Earlier this week, Secretary Chu delivered the graduation address for the Green Supers program in New York City. The 40-hour program teaches building superintendents everything they need to know about green building operations and maintenance.

Victor Nazario, part of this first class of graduates who also spoke at the ceremony, said he started off with a general understanding of what that meant, but was shocked to find out how easy some of the techniques turned out to be.

“I was always under the impression that these techniques were very expensive,” Victor said. “It’s just time, it’s just dedication, and just applying it.”

And listening to Secretary Chu’s speech provided additional encouragement to work greener by adding the empirical evidence that back up his efforts -- like the fact that 45 percent of NYC’s energy consumption comes from large buildings alone.

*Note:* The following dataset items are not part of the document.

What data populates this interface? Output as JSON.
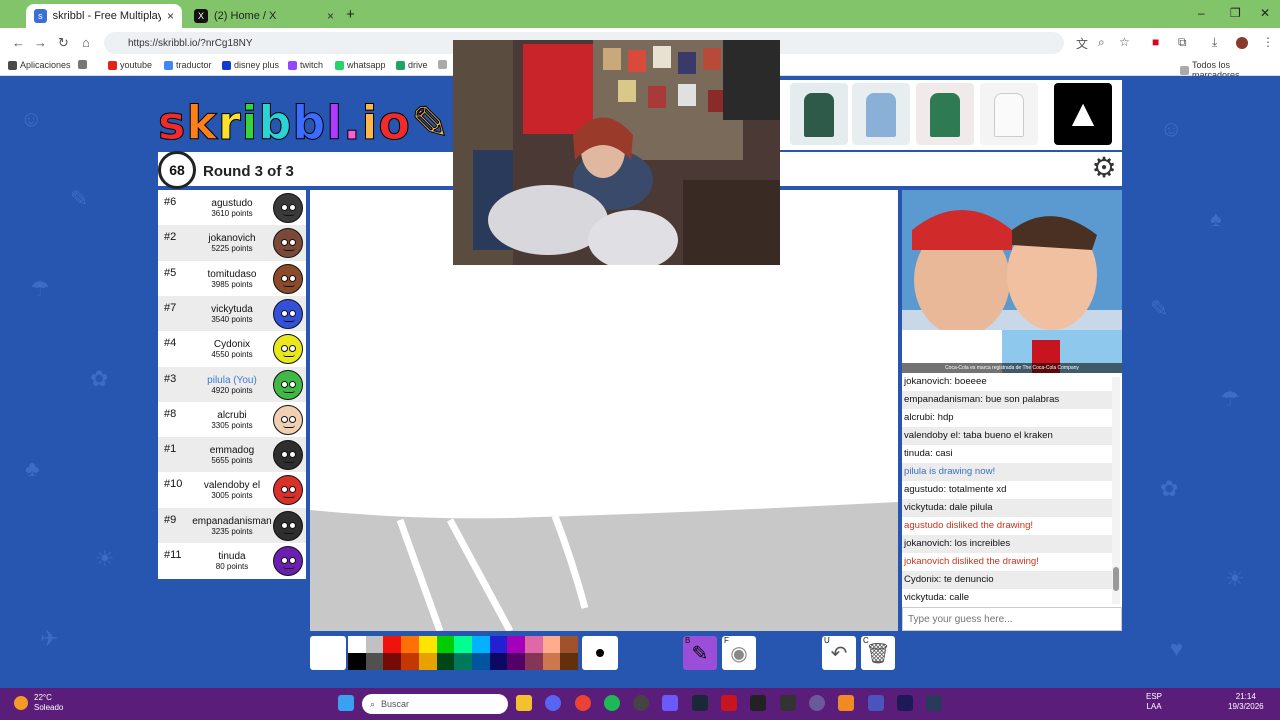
{
  "browser": {
    "tabs": [
      {
        "title": "skribbl - Free Multiplayer Draw",
        "active": true,
        "icon": "skribbl-icon"
      },
      {
        "title": "(2) Home / X",
        "active": false,
        "icon": "x-icon"
      }
    ],
    "new_tab": "+",
    "url": "https://skribbl.io/?nrCg18NY",
    "bookmarks": [
      {
        "label": "Aplicaciones",
        "color": "#4a4a4a"
      },
      {
        "label": "youtube",
        "color": "#e62117"
      },
      {
        "label": "traductor",
        "color": "#4285f4"
      },
      {
        "label": "disney plus",
        "color": "#113ccf"
      },
      {
        "label": "twitch",
        "color": "#9146ff"
      },
      {
        "label": "whatsapp",
        "color": "#25d366"
      },
      {
        "label": "drive",
        "color": "#1fa463"
      }
    ],
    "all_bookmarks": "Todos los marcadores"
  },
  "game": {
    "logo": "skribbl.io",
    "timer": "68",
    "round": "Round 3 of 3",
    "players": [
      {
        "rank": "#6",
        "name": "agustudo",
        "points": "3610 points",
        "color": "#3a3a3a"
      },
      {
        "rank": "#2",
        "name": "jokanovich",
        "points": "5225 points",
        "color": "#7a4a36"
      },
      {
        "rank": "#5",
        "name": "tomitudaso",
        "points": "3985 points",
        "color": "#8b4a2a"
      },
      {
        "rank": "#7",
        "name": "vickytuda",
        "points": "3540 points",
        "color": "#3350d8"
      },
      {
        "rank": "#4",
        "name": "Cydonix",
        "points": "4550 points",
        "color": "#e8e81a"
      },
      {
        "rank": "#3",
        "name": "pilula (You)",
        "points": "4920 points",
        "color": "#3fb846",
        "you": true
      },
      {
        "rank": "#8",
        "name": "alcrubi",
        "points": "3305 points",
        "color": "#f0d0b0"
      },
      {
        "rank": "#1",
        "name": "emmadog",
        "points": "5655 points",
        "color": "#2e2e2e"
      },
      {
        "rank": "#10",
        "name": "valendoby el",
        "points": "3005 points",
        "color": "#d8302a"
      },
      {
        "rank": "#9",
        "name": "empanadanisman",
        "points": "3235 points",
        "color": "#2e2e2e"
      },
      {
        "rank": "#11",
        "name": "tinuda",
        "points": "80 points",
        "color": "#6a1fb0"
      }
    ],
    "chat": [
      {
        "author": "jokanovich:",
        "text": "boeeee",
        "kind": "normal"
      },
      {
        "author": "empanadanisman:",
        "text": "bue son palabras",
        "kind": "normal"
      },
      {
        "author": "alcrubi:",
        "text": "hdp",
        "kind": "normal"
      },
      {
        "author": "valendoby el:",
        "text": "taba bueno el kraken",
        "kind": "normal"
      },
      {
        "author": "tinuda:",
        "text": "casi",
        "kind": "normal"
      },
      {
        "author": "",
        "text": "pilula is drawing now!",
        "kind": "sys-blue"
      },
      {
        "author": "agustudo:",
        "text": "totalmente xd",
        "kind": "normal"
      },
      {
        "author": "vickytuda:",
        "text": "dale pilula",
        "kind": "normal"
      },
      {
        "author": "",
        "text": "agustudo disliked the drawing!",
        "kind": "sys-red"
      },
      {
        "author": "jokanovich:",
        "text": "los increibles",
        "kind": "normal"
      },
      {
        "author": "",
        "text": "jokanovich disliked the drawing!",
        "kind": "sys-red"
      },
      {
        "author": "Cydonix:",
        "text": "te denuncio",
        "kind": "normal"
      },
      {
        "author": "vickytuda:",
        "text": "calle",
        "kind": "normal"
      }
    ],
    "chat_placeholder": "Type your guess here...",
    "palette_top": [
      "#ffffff",
      "#c1c1c1",
      "#ef130b",
      "#ff7100",
      "#ffe400",
      "#00cc00",
      "#00ff91",
      "#00b2ff",
      "#231fd3",
      "#a300ba",
      "#df69a7",
      "#ffac8e",
      "#a0522d"
    ],
    "palette_bottom": [
      "#000000",
      "#505050",
      "#740b07",
      "#c23800",
      "#e8a200",
      "#004619",
      "#00785d",
      "#00569e",
      "#0e0865",
      "#550069",
      "#873554",
      "#cc774d",
      "#63300d"
    ],
    "tools": [
      {
        "key": "B",
        "icon": "pencil-icon",
        "bg": "#9b4fd8"
      },
      {
        "key": "F",
        "icon": "fill-bucket-icon",
        "bg": "#ffffff"
      },
      {
        "key": "U",
        "icon": "undo-icon",
        "bg": "#ffffff"
      },
      {
        "key": "C",
        "icon": "trash-icon",
        "bg": "#ffffff"
      }
    ],
    "side_ad_caption": "Coca-Cola es marca registrada de The Coca-Cola Company"
  },
  "taskbar": {
    "temperature": "22°C",
    "weather": "Soleado",
    "search_placeholder": "Buscar",
    "lang": "ESP",
    "layout": "LAA",
    "time": "21:14",
    "date": "19/3/2026"
  }
}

“I saw him not just as one of the leaders, but also a scientist,” Victor said.

The 1,000 Green Supers program is part of the Thomas Shortman Training Fund, which is cosponsored by SEIU Local 32BJ and the Realty Advisory Board on Labor Relations. The fund offers training to 80,000 32BJ members working in the property service industry, including those participating in the 1,000 Green Supers effort.

Victor noted that the course was essential for the industry, because he thinks anyone lacking knowledge of the greening process will be irrelevant within five years.

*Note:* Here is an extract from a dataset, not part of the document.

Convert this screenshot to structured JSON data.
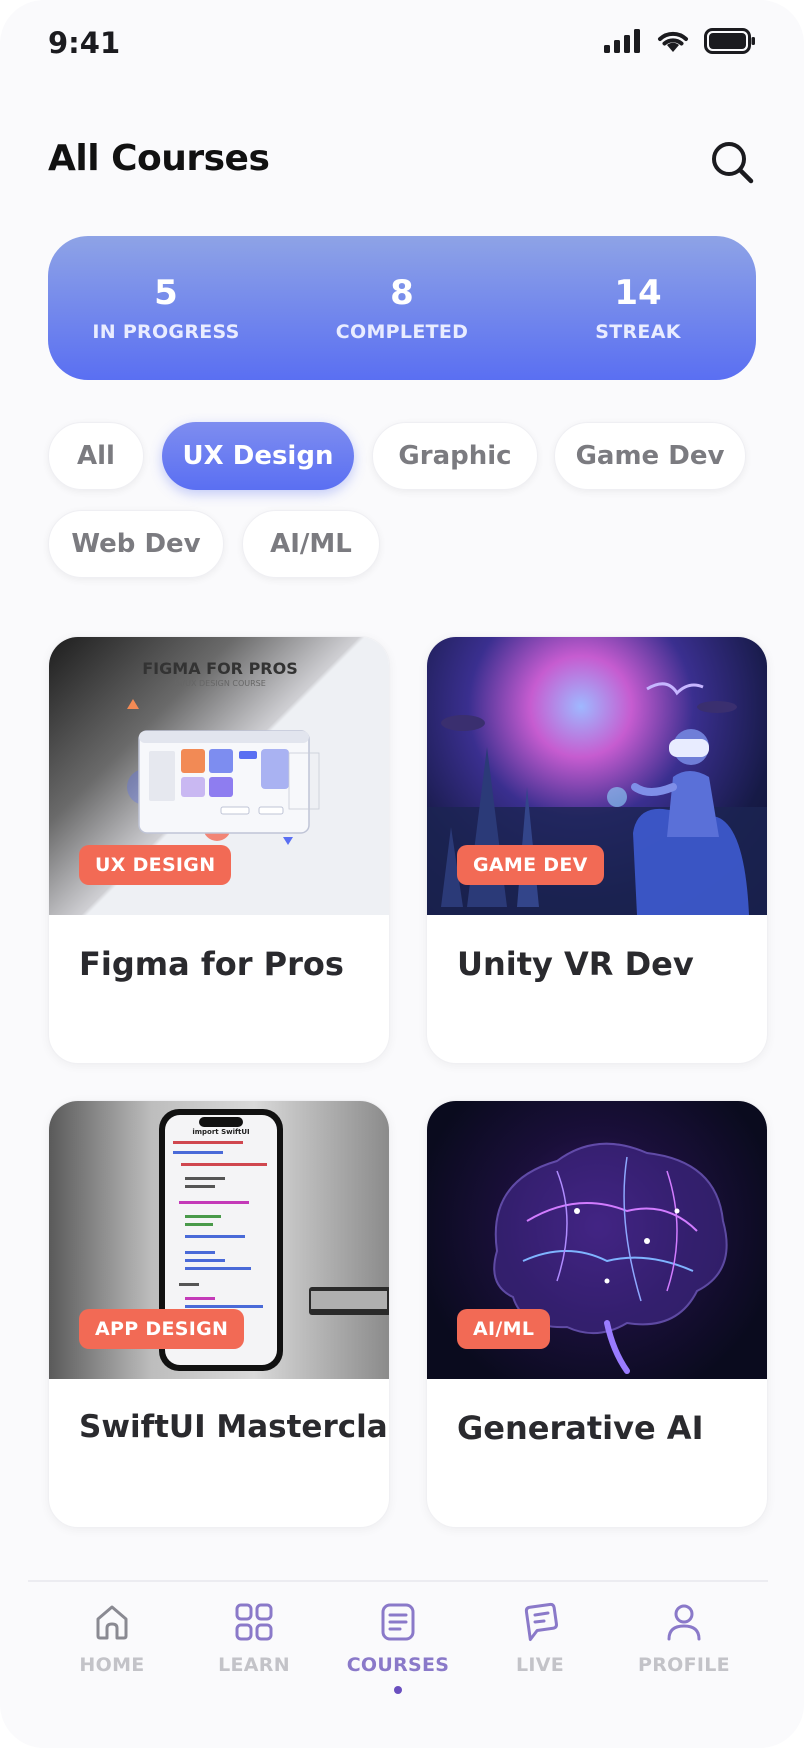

“As a long time superintendent, we are building doctors. So just like ER doctors and lawyers have to go to training every year, we, too, have to continue training ourselves,” he said.

And for Victor, it’s not just about greener practices and techniques. It’s about making life better for the people who live in his building. The coursework covers air movement, indoor environmental quality, water and air flow leak detection, and energy benchmarking.

In the end, learning how easy the greening process could be has transformed being a superintendent for Victor. It’s no long just a job, now it’s a purpose.

“I had no idea it would be this important and have the infusion of joy and energy in my chose profession,” he said.